The sagebrush seems empty, then it shimmers...a grizzly walks out, swings her mighty head toward the road and moves into the open with cubs tumbling behind her...I blink and the sagebrush is empty again.
Some are ghosts of those gone...my Dad, my old dog, the magnificent bears "264", "760", "Blaze"
and others.
When I would leave the Tetons...it felt as if my heart was being torn out by the roots...rather significant for a girl with a tumbleweed soul who has never felt rooted anywhere.
coyotes, browsing black bears, fall arts festivals and golden aspens quaking under cerulean skies.
It was years before I saw my first grizzly...a distant bear roaming the slopes below Dunraven Pass. After the bear vanished into the trees, the guy standing next to me said "I feel like my heart just fell out of my chest". I had to agree and still feel that way every time I see a bear...
The bears, in particular, seem to be the common thread through the life lessons learned in the Parks.
Seeing, photographing and painting bears might have been my "goal"...but it has been the experiences along the way that have been of real value.
There are the ghosts of times when I escaped to the park to sort out the pieces after one sort of heartbreak or another...and exquisite moments of wonder that happily haunt me still.
I've tried to hold on and, finally, learned to let go.

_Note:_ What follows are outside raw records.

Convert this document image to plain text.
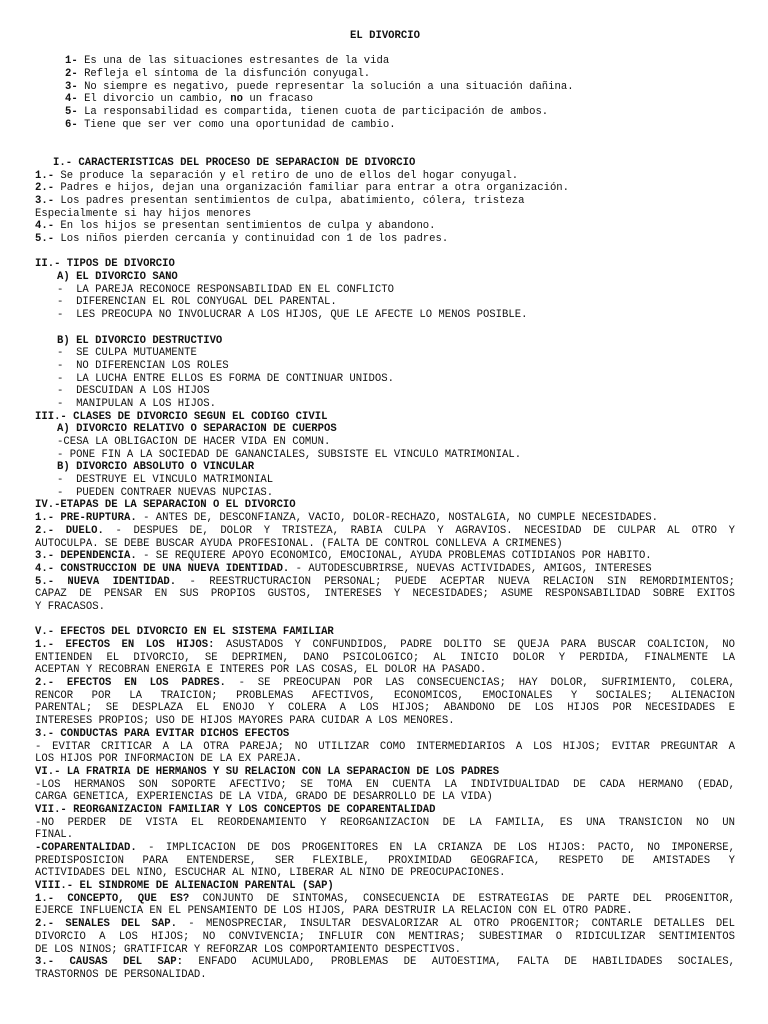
EL DIVORCIO
1- Es una de las situaciones estresantes de la vida
2- Refleja el síntoma de la disfunción conyugal.
3- No siempre es negativo, puede representar la solución a una situación dañina.
4- El divorcio un cambio, no un fracaso
5- La responsabilidad es compartida, tienen cuota de participación de ambos.
6- Tiene que ser ver como una oportunidad de cambio.
I.- CARACTERISTICAS DEL PROCESO DE SEPARACIÓN DE DIVORCIO
1.- Se produce la separación y el retiro de uno de ellos del hogar conyugal.
2.- Padres e hijos, dejan una organización familiar para entrar a otra organización.
3.- Los padres presentan sentimientos de culpa, abatimiento, cólera, tristeza
Especialmente si hay hijos menores
4.- En los hijos se presentan sentimientos de culpa y abandono.
5.- Los niños pierden cercanía y continuidad con 1 de los padres.
II.- TIPOS DE DIVORCIO
A) EL DIVORCIO SANO
-  LA PAREJA RECONOCE RESPONSABILIDAD EN EL CONFLICTO
-  DIFERENCIAN EL ROL CONYUGAL DEL PARENTAL.
-  LES PREOCUPA NO INVOLUCRAR A LOS HIJOS, QUE LE AFECTE LO MENOS POSIBLE.
B) EL DIVORCIO DESTRUCTIVO
-  SE CULPA MUTUAMENTE
-  NO DIFERENCIAN LOS ROLES
-  LA LUCHA ENTRE ELLOS ES FORMA DE CONTINUAR UNIDOS.
-  DESCUIDAN A LOS HIJOS
-  MANIPULAN A LOS HIJOS.
III.- CLASES DE DIVORCIO SEGÚN EL CÓDIGO CIVIL
A) DIVORCIO RELATIVO O SEPARACIÓN DE CUERPOS
-CESA LA OBLIGACIÓN DE HACER VIDA EN COMÚN.
- PONE FIN A LA SOCIEDAD DE GANANCIALES, SUBSISTE EL VÍNCULO MATRIMONIAL.
B) DIVORCIO ABSOLUTO O VINCULAR
-  DESTRUYE EL VÍNCULO MATRIMONIAL
-  PUEDEN CONTRAER NUEVAS NUPCIAS.
IV.-ETAPAS DE LA SEPARACIÓN O EL DIVORCIO
1.- PRE-RUPTURA. - ANTES DE, DESCONFIANZA, VACÍO, DOLOR-RECHAZO, NOSTALGIA, NO CUMPLE NECESIDADES.
2.- DUELO. - DESPUES DE, DOLOR Y TRISTEZA, RABIA CULPA Y AGRAVIOS. NECESIDAD DE CULPAR AL OTRO Y
AUTOCULPA. SE DEBE BUSCAR AYUDA PROFESIONAL. (FALTA DE CONTROL CONLLEVA A CRIMENES)
3.- DEPENDENCIA. - SE REQUIERE APOYO ECONOMICO, EMOCIONAL, AYUDA PROBLEMAS COTIDIANOS POR HÁBITO.
4.- CONSTRUCCIÓN DE UNA NUEVA IDENTIDAD. - AUTODESCUBRIRSE, NUEVAS ACTIVIDADES, AMIGOS, INTERESES
5.- NUEVA IDENTIDAD. - REESTRUCTURACIÓN PERSONAL; PUEDE ACEPTAR NUEVA RELACIÓN SIN REMORDIMIENTOS;
CAPAZ DE PENSAR EN SUS PROPIOS GUSTOS, INTERESES Y NECESIDADES; ASUME RESPONSABILIDAD SOBRE ÉXITOS
Y FRACASOS.
V.- EFECTOS DEL DIVORCIO EN EL SISTEMA FAMILIAR
1.- EFECTOS EN LOS HIJOS: ASUSTADOS Y CONFUNDIDOS, PADRE DOLITO SE QUEJA PARA BUSCAR COALICIÓN, NO
ENTIENDEN EL DIVORCIO, SE DEPRIMEN, DAÑO PSICOLOGICO; AL INICIO DOLOR Y PERDIDA, FINALMENTE LA
ACEPTAN Y RECOBRAN ENERGÍA E INTERÉS POR LAS COSAS, EL DOLOR HA PASADO.
2.- EFECTOS EN LOS PADRES. - SE PREOCUPAN POR LAS CONSECUENCIAS; HAY DOLOR, SUFRIMIENTO, COLERA,
RENCOR POR LA TRAICIÓN; PROBLEMAS AFECTIVOS, ECONOMICOS, EMOCIONALES Y SOCIALES; ALIENACIÓN
PARENTAL; SE DESPLAZA EL ENOJO Y CÓLERA A LOS HIJOS; ABANDONO DE LOS HIJOS POR NECESIDADES E
INTERESES PROPIOS; USO DE HIJOS MAYORES PARA CUIDAR A LOS MENORES.
3.- CONDUCTAS PARA EVITAR DICHOS EFECTOS
- EVITAR CRITICAR A LA OTRA PAREJA; NO UTILIZAR COMO INTERMEDIARIOS A LOS HIJOS; EVITAR PREGUNTAR A
LOS HIJOS POR INFORMACION DE LA EX PAREJA.
VI.- LA FRATRIA DE HERMANOS Y SU RELACIÓN CON LA SEPARACIÓN DE LOS PADRES
-LOS HERMANOS SON SOPORTE AFECTIVO; SE TOMA EN CUENTA LA INDIVIDUALIDAD DE CADA HERMANO (EDAD,
CARGA GENETICA, EXPERIENCIAS DE LA VIDA, GRADO DE DESARROLLO DE LA VIDA)
VII.- REORGANIZACIÓN FAMILIAR Y LOS CONCEPTOS DE COPARENTALIDAD
-NO PERDER DE VISTA EL REORDENAMIENTO Y REORGANIZACIÓN DE LA FAMILIA, ES UNA TRANSICIÓN NO UN
FINAL.
-COPARENTALIDAD. - IMPLICACIÓN DE DOS PROGENITORES EN LA CRIANZA DE LOS HIJOS: PACTO, NO IMPONERSE,
PREDISPOSICIÓN PARA ENTENDERSE, SER FLEXIBLE, PROXIMIDAD GEOGRAFICA, RESPETO DE AMISTADES Y
ACTIVIDADES DEL NIÑO, ESCUCHAR AL NIÑO, LIBERAR AL NIÑO DE PREOCUPACIONES.
VIII.- EL SÍNDROME DE ALIENACIÓN PARENTAL (SAP)
1.- CONCEPTO, QUE ES? CONJUNTO DE SINTOMAS, CONSECUENCIA DE ESTRATEGIAS DE PARTE DEL PROGENITOR,
EJERCE INFLUENCIA EN EL PENSAMIENTO DE LOS HIJOS, PARA DESTRUIR LA RELACION CON EL OTRO PADRE.
2.- SEÑALES DEL SAP. - MENOSPRECIAR, INSULTAR DESVALORIZAR AL OTRO PROGENITOR; CONTARLE DETALLES DEL
DIVORCIO A LOS HIJOS; NO CONVIVENCIA; INFLUIR CON MENTIRAS; SUBESTIMAR O RIDICULIZAR SENTIMIENTOS
DE LOS NIÑOS; GRATIFICAR Y REFORZAR LOS COMPORTAMIENTO DESPECTIVOS.
3.- CAUSAS DEL SAP: ENFADO ACUMULADO, PROBLEMAS DE AUTOESTIMA, FALTA DE HABILIDADES SOCIALES,
TRASTORNOS DE PERSONALIDAD.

Maybe it is the ambient heat of the geothermal features that throws fuel on the fire of my passion and melts the sometimes broken shards of my T2 soul, turning the pieces to quicksilver that pools together into something stronger (and hopefully wiser) each time.
They wander out of the sagebrush of my soul and onto my canvases.
The ghosts and the bears keep the Parks alive in my heart...and, maybe just as importantly, keep my heart alive in the Parks.